Der Film bietet beste Unterhaltung, und das ist nun nicht ironisch gemeint. Freilich könnte man noch das eine oder andere dazu bemerken: Positiv: Die, wie ich vermute, häufigste Form der Korruption ist die in der Rente, die in dem Film auch eine Rolle spielt: Die Politiker werden hinterher für ihre "guten" Taten belohnt.
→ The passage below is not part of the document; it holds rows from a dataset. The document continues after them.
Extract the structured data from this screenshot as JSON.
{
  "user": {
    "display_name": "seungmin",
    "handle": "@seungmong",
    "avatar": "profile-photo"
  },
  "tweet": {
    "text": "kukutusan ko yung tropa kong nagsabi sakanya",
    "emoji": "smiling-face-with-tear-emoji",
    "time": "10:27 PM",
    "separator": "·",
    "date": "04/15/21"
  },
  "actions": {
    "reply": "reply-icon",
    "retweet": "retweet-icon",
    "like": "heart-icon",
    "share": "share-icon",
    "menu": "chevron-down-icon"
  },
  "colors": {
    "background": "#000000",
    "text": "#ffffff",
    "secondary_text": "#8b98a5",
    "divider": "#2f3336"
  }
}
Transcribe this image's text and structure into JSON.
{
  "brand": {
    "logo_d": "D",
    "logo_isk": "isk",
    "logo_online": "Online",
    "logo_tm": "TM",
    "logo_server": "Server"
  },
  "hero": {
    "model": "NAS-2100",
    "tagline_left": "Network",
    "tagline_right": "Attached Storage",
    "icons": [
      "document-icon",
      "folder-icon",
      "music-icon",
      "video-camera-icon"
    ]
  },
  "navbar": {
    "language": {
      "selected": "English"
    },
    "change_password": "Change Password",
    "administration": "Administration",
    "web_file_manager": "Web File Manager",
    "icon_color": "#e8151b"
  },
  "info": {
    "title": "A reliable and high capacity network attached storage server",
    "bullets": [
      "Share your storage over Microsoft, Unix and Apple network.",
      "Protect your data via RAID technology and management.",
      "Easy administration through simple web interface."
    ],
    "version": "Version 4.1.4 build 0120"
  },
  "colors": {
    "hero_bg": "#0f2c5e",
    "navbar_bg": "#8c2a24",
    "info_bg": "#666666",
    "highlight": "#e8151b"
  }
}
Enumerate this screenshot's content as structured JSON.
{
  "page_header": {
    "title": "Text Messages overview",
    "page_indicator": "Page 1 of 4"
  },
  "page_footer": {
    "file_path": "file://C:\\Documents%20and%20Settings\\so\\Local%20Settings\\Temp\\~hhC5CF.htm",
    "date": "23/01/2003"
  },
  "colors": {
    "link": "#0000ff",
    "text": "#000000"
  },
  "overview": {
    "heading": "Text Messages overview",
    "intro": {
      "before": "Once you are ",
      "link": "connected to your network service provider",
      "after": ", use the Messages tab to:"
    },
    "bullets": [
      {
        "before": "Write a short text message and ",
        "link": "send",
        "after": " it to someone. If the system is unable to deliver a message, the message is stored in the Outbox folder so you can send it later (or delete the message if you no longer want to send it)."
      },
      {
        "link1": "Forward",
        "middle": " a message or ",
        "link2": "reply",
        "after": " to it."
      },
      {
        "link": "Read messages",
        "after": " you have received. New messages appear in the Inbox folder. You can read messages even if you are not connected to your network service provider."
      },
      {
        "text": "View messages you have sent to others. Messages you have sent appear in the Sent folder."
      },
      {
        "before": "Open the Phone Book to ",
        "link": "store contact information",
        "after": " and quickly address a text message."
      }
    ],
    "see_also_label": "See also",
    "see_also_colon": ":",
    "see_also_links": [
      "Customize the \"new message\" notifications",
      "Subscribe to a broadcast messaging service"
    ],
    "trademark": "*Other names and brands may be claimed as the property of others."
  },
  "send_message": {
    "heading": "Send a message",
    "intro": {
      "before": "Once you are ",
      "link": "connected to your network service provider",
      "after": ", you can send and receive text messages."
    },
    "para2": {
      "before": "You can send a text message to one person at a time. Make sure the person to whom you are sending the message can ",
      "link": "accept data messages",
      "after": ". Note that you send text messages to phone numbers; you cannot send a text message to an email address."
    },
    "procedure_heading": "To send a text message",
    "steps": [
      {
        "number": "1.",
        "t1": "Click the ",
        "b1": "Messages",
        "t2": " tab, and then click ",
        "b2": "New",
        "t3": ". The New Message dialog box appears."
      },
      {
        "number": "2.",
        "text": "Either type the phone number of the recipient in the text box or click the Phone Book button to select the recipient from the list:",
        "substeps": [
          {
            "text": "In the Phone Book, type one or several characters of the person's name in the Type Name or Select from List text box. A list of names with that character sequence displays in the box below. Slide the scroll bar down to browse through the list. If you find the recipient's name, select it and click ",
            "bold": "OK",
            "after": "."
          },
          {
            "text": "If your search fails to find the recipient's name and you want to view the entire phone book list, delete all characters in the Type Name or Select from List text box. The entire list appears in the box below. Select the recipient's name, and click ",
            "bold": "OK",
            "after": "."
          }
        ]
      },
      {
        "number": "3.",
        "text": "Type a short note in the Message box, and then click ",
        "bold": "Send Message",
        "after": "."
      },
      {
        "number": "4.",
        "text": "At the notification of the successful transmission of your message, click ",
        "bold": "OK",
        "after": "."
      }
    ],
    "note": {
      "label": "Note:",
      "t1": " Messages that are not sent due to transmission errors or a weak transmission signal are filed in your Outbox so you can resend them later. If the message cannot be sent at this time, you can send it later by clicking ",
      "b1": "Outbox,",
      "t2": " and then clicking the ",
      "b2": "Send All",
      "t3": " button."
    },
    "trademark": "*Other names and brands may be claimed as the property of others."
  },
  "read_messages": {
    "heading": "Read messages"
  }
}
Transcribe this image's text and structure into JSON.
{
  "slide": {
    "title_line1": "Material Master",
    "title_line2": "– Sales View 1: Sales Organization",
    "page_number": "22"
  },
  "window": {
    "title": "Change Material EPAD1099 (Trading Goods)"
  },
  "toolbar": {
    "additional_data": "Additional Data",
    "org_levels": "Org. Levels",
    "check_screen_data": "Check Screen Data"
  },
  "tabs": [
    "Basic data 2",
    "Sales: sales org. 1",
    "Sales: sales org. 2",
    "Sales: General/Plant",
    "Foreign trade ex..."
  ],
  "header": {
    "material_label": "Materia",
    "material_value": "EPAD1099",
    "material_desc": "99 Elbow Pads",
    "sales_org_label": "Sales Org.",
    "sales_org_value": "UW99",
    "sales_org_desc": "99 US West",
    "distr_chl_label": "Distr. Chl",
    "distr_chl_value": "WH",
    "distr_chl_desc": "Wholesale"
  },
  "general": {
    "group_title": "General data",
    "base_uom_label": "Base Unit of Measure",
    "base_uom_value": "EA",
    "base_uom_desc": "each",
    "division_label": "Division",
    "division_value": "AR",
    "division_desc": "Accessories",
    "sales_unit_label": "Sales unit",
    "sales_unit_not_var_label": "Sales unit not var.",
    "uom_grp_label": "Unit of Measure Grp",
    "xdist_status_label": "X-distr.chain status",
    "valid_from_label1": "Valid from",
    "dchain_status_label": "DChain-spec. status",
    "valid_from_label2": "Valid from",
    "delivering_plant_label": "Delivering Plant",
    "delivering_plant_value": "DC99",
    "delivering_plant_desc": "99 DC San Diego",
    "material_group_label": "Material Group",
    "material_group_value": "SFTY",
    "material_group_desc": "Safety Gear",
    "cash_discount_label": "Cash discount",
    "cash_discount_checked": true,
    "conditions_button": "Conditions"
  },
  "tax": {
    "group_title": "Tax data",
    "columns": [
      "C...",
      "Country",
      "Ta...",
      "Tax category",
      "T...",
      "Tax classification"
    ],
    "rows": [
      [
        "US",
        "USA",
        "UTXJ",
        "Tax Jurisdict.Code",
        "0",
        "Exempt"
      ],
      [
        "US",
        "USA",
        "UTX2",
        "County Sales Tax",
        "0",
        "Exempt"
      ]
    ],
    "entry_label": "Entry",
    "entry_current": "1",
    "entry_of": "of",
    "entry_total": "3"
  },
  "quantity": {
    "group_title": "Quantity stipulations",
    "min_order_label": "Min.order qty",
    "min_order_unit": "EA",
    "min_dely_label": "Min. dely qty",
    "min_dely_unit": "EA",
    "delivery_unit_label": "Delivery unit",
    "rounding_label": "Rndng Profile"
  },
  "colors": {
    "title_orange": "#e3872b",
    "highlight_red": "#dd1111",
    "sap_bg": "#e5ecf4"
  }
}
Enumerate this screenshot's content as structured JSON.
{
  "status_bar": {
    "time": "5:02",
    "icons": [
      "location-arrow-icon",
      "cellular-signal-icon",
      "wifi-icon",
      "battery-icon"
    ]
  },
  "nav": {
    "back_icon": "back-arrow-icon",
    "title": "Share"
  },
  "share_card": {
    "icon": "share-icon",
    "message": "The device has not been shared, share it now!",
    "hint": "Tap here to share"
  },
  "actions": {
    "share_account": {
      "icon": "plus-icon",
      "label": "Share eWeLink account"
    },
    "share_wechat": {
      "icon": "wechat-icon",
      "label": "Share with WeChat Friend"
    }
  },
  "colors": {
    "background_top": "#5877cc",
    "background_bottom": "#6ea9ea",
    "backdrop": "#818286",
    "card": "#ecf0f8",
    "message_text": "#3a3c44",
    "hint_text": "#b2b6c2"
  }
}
Dafür gibt es viele Beispiele, übrigens können diese guten Taten ganz verschieden aussehen, wofür z.B. die Karrieren früherer Juso-Vorsitzender sprechen. (Leider überschätzt man diese immer wieder, was ich nicht verstehe, höchstens als Beispiel, wie man aus der Geschichte nichts lernt.)

Negativ: Es machen heute keine Menschen mehr, wo auch immer, Karriere, und schon gar nicht im BKA, Verfassungsschutz, LKA und wie diese "Dienste" alle heißen, die einer gesellschaftlichen Vernunft zugänglich wären - anders geschrieben, denen man die Hände schütteln möchte.

Aber der Film, obwohl er das auch auf romantische Weise thematisiert (früher...), braucht ja einen Protagonisten, der ins Zweifeln gerät.

Für die Europawahl habe ich meine unmaßgebliche Stimme abgegeben: Die Partei, alle anderen kann ich nicht ernst nehmen.